Predicting IR Personalization Performance using Pre-retrieval Query Predictors
Eduardo Vicente-López, Luis M. de Campos, Juan M. Fernández-Luna, Juan F. Huete
TL;DR
The paper tackles the problem of predicting when IR personalization will improve or degrade performance by leveraging a broad suite of pre-retrieval predictors, including user-profile information. It systematically extends predictors to incorporate profiles (yielding 37 predictors) and analyzes their correlations with the personalization delta $diffPerso$, finding no single robust predictor. To boost predictive power, the authors employ per-profile Random Forest classification and regression, achieving about one-third of the ideal improvement by safely disabling personalization for harmful queries, with ASPIRE-based results (≈39% ideal gain) outperforming the user study. A feature-reduction experiment shows that using the top 10 predictors offers nearly the same gains as using all 37 when latency is critical. Overall, this work provides a promising framework for pre-retrieval personalization decisions and highlights directions for richer profile-aware predictors and future enhancements.
Abstract
Personalization generally improves the performance of queries but in a few cases it may also harms it. If we are able to predict and therefore to disable personalization for those situations, the overall performance will be higher and users will be more satisfied with personalized systems.
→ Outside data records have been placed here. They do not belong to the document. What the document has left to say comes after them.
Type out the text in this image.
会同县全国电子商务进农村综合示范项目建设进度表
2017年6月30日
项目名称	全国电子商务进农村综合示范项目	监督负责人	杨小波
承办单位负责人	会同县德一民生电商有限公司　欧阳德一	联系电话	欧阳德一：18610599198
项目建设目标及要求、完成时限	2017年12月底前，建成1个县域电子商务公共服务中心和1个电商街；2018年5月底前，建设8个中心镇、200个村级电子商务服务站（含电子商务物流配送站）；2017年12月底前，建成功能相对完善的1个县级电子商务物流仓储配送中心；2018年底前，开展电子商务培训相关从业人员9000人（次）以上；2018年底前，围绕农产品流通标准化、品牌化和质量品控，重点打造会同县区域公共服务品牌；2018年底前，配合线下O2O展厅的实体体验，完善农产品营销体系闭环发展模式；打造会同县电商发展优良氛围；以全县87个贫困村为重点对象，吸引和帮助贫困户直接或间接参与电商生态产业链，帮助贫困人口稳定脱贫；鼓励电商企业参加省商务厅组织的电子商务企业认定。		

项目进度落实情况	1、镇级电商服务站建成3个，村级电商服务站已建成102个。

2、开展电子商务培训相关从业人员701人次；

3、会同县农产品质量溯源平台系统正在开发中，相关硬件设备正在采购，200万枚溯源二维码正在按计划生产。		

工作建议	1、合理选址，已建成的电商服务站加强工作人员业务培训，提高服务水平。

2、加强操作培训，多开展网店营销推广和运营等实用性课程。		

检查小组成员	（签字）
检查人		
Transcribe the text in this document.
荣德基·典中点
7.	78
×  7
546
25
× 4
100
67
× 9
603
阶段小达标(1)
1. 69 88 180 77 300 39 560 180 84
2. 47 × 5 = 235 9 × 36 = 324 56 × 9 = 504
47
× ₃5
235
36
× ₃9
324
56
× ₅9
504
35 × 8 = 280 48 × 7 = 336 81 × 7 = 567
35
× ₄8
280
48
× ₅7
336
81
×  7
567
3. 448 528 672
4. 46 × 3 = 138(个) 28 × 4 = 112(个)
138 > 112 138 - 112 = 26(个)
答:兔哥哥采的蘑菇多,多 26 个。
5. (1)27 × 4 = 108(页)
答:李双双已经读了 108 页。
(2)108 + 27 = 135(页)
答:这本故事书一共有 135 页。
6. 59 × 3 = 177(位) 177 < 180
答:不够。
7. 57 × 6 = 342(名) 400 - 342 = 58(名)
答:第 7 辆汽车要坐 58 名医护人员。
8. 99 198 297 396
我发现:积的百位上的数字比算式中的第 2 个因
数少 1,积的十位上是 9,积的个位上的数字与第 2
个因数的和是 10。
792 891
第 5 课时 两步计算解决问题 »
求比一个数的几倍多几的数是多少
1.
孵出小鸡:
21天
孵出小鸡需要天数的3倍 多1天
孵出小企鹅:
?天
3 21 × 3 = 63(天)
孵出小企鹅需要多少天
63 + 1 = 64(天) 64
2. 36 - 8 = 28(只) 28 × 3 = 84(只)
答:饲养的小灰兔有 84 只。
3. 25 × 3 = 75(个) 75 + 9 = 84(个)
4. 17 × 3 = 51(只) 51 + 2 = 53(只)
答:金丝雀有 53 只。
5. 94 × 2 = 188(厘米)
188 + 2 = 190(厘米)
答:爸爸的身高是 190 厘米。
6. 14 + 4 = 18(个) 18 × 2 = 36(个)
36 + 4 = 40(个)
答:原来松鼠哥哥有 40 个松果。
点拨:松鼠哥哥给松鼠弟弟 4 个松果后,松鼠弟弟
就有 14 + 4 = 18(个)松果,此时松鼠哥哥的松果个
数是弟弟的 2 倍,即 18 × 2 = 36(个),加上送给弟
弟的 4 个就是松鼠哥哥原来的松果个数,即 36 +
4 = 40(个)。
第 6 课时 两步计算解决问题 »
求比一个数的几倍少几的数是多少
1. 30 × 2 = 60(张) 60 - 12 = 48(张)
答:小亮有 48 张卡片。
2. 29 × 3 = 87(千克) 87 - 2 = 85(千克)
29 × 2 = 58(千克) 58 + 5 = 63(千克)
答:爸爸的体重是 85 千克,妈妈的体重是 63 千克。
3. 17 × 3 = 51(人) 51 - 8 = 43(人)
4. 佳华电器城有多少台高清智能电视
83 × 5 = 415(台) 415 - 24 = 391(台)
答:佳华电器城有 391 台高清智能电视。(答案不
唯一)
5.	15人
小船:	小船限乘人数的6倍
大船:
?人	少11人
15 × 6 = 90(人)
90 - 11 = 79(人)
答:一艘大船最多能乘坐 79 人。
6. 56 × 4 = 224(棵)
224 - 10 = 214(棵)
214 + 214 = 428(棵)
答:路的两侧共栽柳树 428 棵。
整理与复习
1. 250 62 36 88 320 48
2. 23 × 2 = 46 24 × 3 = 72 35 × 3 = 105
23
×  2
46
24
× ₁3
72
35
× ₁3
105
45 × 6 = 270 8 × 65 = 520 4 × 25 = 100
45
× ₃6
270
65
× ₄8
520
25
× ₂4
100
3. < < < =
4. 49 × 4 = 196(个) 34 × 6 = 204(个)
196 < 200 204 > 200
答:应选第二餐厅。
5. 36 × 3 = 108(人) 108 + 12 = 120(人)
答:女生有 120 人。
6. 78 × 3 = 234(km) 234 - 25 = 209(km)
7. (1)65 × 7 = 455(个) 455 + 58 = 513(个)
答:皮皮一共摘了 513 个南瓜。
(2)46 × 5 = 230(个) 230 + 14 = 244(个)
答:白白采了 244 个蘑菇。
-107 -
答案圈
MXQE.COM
We use some state-of-the-art pre-retrieval query performance predictors and propose some others including the user profile information for the previous purpose. We study the correlations among these predictors and the difference between the personalized and the original queries. We also use classification and regression techniques to improve the results and finally reach a bit more than one third of the maximum ideal performance. We think this is a good starting point within this research line, which certainly needs more effort and improvements.